Worth watching, leaning constructive. The mechanism is real, the combination logic is tight, the ASH 2025 ORR of 60-75% lands meaningfully above the ~30% pom/dex historical benchmark [8], and CellCentric is the only company with a clinical-stage p300/CBP inhibitor in heme - a clean first-in-class read that doesn't get muddied by competitor data. The signal to wait for from EHA 2026 and ASH 2026: confirmation that the ORR holds in a larger, more diverse population, and median duration of response ≥6 months. Watch the platelet curves more than the response rate - thrombocytopenia is what will kill this program if it kills it.

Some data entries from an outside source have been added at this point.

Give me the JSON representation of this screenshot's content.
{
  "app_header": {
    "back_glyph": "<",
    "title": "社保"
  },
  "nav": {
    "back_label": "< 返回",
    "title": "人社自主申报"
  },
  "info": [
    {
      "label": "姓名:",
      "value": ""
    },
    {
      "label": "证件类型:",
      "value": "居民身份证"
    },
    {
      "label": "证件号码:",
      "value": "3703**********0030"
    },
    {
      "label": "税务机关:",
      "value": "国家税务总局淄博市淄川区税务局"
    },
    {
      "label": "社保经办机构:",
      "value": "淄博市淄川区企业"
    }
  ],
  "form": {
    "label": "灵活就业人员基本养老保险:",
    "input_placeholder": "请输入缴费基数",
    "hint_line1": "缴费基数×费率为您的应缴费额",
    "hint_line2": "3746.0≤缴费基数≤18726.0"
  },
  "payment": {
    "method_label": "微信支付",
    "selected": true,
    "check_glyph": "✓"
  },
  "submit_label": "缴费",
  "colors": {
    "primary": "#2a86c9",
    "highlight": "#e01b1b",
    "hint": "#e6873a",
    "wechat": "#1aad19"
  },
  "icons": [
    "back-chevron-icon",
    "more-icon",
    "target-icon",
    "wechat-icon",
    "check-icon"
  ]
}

Capital and partnership posture have shifted materially: with $220M Series D in hand and Pfizer already on the cap table [9][10], CellCentric does not need a partnership to fund Phase 3 - meaning any partnership announcement would be on better terms, not survival terms. The parallel CRPC program led by Johann de Bono [11] adds a second, fully independent registration track that is mostly absent from market consensus on this asset. Next check-ins: EHA 2026 (June 11-14) for any DOMMINO-1 update; ASH 2026 (December 2026) for expanded combination data and DOMMINO-2 launch update. If the company goes quiet through both, that's a signal in itself.